Chief Executive Officer Ian Narev is ratcheting up CBA’s focus on gaining market share after stabilizing its net interest margins. The bank, which issues one in every four mortgages in the country, expanded home lending by 5.2 percent in the year through August, according to the Australian Prudential Regulation Authority. It also increased its business lending share to 17.9 percent as at June 30 from 17.7 percent a year earlier, CBA filings show.
“The results put CBA on course to meet full-year earnings expectations,” David Ellis, Sydney-based analyst at Morningstar Inc. said by phone. “CBA, like its competitors, is gaining from falling bad debts and by capping cost growth. Its capital is not as strong as its peers though.”
CBA set aside A$228 million for bad debts in the quarter, the lender said in the statement. That compared with A$291 million reported a year earlier.
Net interest margin, a measure of lending profitability, was “marginally lower” in the quarter compared with the prior half year, the lender said, reflecting deposit margin compression in a lower interest-rate environment. A fall in margins has marred the record-profit run for the so-called four pillar Australian banks, named after a law that prevents merger with each other.
Growth in mortgages, which is CBA’s biggest segment, remained modest in the quarter with the bank’s lending growing slightly faster than the industry average, it said.
Australian mortgages expanded 4.8 percent in the year to September to the highest level since August 2012, while business credit grew 1.1 percent, central bank data show.
Demand for mortgages is increasing after the central bank dropped rates by 225 basis points since late 2011 to a record 2.5 percent and banks cut mortgage rates to a four-year low. House prices in the eight capital cities climbed an average 7.6 percent in the September quarter from a year earlier, government data showed Nov. 4.

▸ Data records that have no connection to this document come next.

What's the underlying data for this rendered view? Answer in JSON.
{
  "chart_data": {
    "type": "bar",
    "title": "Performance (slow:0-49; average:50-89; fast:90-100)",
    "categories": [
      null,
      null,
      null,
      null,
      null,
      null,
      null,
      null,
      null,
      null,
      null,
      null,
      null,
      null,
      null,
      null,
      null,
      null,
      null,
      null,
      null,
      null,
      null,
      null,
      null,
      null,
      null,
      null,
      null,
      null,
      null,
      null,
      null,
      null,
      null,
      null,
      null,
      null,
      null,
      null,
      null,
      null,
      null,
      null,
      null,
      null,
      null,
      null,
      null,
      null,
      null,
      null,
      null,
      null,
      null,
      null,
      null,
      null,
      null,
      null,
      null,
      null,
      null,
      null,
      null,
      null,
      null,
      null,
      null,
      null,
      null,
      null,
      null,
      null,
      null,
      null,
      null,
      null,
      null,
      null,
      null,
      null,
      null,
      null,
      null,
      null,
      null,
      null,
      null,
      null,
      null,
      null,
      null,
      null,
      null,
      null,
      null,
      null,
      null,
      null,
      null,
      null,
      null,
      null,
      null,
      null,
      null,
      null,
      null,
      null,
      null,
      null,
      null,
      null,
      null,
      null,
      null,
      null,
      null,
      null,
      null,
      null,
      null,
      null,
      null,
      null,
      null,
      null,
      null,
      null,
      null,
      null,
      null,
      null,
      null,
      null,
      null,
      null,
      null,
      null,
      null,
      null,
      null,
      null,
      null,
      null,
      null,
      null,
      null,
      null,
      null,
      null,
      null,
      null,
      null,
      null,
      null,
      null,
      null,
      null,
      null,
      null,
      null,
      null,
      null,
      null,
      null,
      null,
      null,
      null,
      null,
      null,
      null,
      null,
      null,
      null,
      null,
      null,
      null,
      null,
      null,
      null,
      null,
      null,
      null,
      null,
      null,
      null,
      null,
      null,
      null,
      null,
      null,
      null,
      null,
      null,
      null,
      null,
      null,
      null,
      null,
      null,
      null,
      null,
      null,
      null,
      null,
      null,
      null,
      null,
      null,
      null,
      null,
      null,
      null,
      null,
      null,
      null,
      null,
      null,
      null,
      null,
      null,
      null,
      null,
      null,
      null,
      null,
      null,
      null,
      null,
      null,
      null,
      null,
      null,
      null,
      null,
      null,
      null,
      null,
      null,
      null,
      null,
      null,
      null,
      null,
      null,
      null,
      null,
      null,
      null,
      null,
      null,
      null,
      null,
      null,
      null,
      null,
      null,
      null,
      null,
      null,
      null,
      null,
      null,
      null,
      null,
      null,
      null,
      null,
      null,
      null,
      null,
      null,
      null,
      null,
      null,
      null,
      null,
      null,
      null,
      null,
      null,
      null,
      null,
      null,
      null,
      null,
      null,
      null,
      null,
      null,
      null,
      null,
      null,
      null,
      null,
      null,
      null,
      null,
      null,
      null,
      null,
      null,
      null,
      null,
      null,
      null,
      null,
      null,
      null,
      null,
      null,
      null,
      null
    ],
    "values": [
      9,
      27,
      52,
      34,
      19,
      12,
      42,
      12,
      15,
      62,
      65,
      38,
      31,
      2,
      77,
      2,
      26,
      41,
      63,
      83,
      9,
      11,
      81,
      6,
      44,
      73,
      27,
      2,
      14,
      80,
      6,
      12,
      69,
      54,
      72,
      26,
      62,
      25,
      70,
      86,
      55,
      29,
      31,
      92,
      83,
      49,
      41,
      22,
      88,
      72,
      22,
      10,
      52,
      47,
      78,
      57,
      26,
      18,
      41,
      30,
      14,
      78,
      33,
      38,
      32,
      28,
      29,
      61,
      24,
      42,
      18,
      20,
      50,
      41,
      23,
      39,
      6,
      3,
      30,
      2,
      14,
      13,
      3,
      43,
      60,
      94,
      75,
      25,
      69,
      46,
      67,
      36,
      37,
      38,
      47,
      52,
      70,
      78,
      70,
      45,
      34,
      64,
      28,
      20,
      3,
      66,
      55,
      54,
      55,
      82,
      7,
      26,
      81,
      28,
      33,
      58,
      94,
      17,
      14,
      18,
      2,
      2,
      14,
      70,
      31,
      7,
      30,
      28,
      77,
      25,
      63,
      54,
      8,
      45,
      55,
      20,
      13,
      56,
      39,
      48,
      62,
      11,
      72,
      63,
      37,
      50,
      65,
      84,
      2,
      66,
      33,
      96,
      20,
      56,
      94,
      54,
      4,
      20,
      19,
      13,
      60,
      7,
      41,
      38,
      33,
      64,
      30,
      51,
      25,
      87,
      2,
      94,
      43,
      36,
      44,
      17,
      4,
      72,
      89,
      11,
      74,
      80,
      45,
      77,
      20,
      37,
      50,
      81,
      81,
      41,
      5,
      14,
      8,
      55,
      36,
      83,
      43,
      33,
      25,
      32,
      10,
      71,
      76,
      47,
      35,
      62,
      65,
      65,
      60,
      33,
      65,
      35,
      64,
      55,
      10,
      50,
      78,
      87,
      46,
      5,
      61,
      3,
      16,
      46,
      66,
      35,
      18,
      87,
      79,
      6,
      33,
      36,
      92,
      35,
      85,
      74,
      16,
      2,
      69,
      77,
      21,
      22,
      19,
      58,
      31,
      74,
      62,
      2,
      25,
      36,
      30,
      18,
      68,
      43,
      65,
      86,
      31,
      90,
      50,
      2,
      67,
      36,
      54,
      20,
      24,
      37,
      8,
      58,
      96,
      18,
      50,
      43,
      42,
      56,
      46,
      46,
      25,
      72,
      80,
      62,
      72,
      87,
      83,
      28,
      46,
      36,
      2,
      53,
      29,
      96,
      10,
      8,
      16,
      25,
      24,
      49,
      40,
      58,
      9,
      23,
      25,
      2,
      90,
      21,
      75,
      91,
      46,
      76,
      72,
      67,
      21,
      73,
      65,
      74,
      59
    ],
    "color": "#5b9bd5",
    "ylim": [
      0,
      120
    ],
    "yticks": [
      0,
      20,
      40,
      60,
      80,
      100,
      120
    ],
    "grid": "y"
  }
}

Customer deposits made up 64 percent of CBA’s total funding in its first quarter, up from 63 percent as at June 30, the lender said. Common equity tier 1 capital, a measure of a bank’s ability to absorb losses, was 7.8 percent as of Sept. 30., down from 8.2 percent three months earlier, the lender said.
Trading income remained at “relatively strong levels” and revenue grew faster than costs in the quarter, it said.
CBA results follow record full-year earnings for its main competitors. CBA’s fiscal year ends in June compared with Sept. 30 for the others. Australia & New Zealand Banking Group Ltd. (ANZ) posted Oct. 29 a 13 percent increase in second-half profit. National Australia Bank Ltd. (NAB) reported a 16 percent gain Nov. 1 and Westpac Banking Corp. (WBC) posted a 5 percent increase Nov. 4.
“The four banks are focusing on business simplification and improving their cost-to-income ratio,” Morningstar’s Ellis said. “Going forward, for a modest growth in revenue, the banks will get disproportionate earnings leverage.”